The paintability of a casting is more dependent on the efficiency of the cleaning process. Silicone containing die lubricants can be used to make paintable parts, but they must be easily cleanable by most cleaning processes. Because of the wide variation in the types of cleaning process and the cleaners used, we advise customers to check the efficiency of cleaning before finalizing the product.
COD stands for Chemical Oxygen Demand and all organic compounds create COD. In the case of die lubricants, typically a significant amount of the organic materials can be removed by precipitation or filtration as described above.
Die lubricants that are designed to rapidly cool and adhere to the die surface form a protective film that prevents solder and provides lubricious release of the casting. This can reduce both the cycle time and down time, improving productivity.

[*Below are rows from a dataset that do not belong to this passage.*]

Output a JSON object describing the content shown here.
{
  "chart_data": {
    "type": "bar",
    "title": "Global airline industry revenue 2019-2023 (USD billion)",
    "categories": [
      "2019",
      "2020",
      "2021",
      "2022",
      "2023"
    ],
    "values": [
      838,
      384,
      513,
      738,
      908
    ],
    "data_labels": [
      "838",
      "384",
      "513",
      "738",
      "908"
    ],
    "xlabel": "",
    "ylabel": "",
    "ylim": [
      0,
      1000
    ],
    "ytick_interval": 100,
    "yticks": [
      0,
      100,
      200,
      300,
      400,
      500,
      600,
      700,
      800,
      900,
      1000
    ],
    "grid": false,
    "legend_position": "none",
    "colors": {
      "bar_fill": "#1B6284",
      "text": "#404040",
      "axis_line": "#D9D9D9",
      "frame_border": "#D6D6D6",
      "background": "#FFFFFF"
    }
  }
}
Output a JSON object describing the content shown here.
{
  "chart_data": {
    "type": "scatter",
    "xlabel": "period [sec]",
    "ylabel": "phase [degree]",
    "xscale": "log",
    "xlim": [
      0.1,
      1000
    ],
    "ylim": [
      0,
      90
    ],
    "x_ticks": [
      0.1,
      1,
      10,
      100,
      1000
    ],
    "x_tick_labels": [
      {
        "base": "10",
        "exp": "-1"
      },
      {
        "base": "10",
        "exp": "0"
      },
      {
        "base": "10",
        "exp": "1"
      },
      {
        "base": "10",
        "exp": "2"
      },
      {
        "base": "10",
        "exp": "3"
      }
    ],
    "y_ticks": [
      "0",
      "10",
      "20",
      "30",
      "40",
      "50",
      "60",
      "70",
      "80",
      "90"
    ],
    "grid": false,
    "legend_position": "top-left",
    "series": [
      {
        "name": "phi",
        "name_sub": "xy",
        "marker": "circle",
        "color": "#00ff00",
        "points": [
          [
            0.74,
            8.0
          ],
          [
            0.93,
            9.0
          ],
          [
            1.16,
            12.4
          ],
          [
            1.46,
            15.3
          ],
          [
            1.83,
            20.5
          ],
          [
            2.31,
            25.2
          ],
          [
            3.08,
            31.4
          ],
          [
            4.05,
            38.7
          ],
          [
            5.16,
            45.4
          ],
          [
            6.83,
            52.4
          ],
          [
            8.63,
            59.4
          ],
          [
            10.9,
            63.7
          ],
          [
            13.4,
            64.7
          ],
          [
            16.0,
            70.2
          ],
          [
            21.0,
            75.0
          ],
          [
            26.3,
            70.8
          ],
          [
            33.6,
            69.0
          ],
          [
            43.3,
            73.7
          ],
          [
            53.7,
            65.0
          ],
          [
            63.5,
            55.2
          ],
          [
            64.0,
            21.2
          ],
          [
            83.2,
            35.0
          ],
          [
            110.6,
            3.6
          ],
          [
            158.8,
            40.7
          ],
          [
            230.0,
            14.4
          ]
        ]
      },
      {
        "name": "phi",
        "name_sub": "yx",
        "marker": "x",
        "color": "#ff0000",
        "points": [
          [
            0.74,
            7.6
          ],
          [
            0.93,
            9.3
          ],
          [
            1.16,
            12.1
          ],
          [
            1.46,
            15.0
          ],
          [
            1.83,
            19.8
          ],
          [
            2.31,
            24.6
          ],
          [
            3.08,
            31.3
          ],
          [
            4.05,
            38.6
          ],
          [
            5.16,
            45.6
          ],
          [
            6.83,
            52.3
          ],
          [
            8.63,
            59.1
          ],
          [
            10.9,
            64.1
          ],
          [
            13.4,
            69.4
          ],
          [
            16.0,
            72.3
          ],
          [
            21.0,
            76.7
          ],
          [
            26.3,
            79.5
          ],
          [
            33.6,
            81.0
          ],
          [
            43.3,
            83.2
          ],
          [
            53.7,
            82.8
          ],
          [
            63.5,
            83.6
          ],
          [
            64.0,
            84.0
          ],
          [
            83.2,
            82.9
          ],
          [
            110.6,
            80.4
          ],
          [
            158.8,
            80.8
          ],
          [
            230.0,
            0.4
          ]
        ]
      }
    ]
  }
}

The dilution ratio of die lubricants can be checked by using a LaMotte meter. A sample of the dilute die lubricants is placed in the instrument and the reading is compared against a standard calibration curve. Automated systems for checking the dilution automatically are also available.
Water based die lubricants are typically emulsions of oils and other actives in water. The size of the emulsified particles is an important issue. Small particles can be removed in conventional precipitation style waste water systems using alum and lime or similar reagents. They can also be removed by semi-permeable membranes like UF and NF although these may have a tendency to foul (depending on the type of membranes used). The removal efficiency depends on the type of process used.
While die cooling is an intrinsic property of many die lubricants, it is not the most important property. For some applications a lot of cooling may be undesirable as it can adversely affect the filling of the cavity with molten metal. Other applications may involve dies with little or poor internal cooling. For these applications a die lubricants that can cool very efficiently would be desirable.
There is no one optimal ratio; this has to be established for every machine and application. The ideal dilution ratio is one that provides the right amount of lubricant film in the shortest spray time possible.
We suggest using soft water for diluting water-based die lubricants. Water with up to 100 ppm of total hardness has been used with no adverse effects. Very pure water (less than 10 ppm hardness) can lead to corrosion problems on the die, while high hardness water can lead to other problems like spray nozzle plugging and in cavity build-up. Using good quality water can reduce downtime and give better quality castings.
Typically plants use either a centralized system (which serve a number of machines), or individual dilution tanks which are dedicated to one die cast machine. Centralized systems simplify the task of making dilutions and can save cost of equipment. The disadvantage is that if different die cast machines have different operating conditions, it will be difficult to change the dilution ratio or the die lube. Individual dilution tanks allow very tight control of dilution and are preferred when part quality is of very high importance.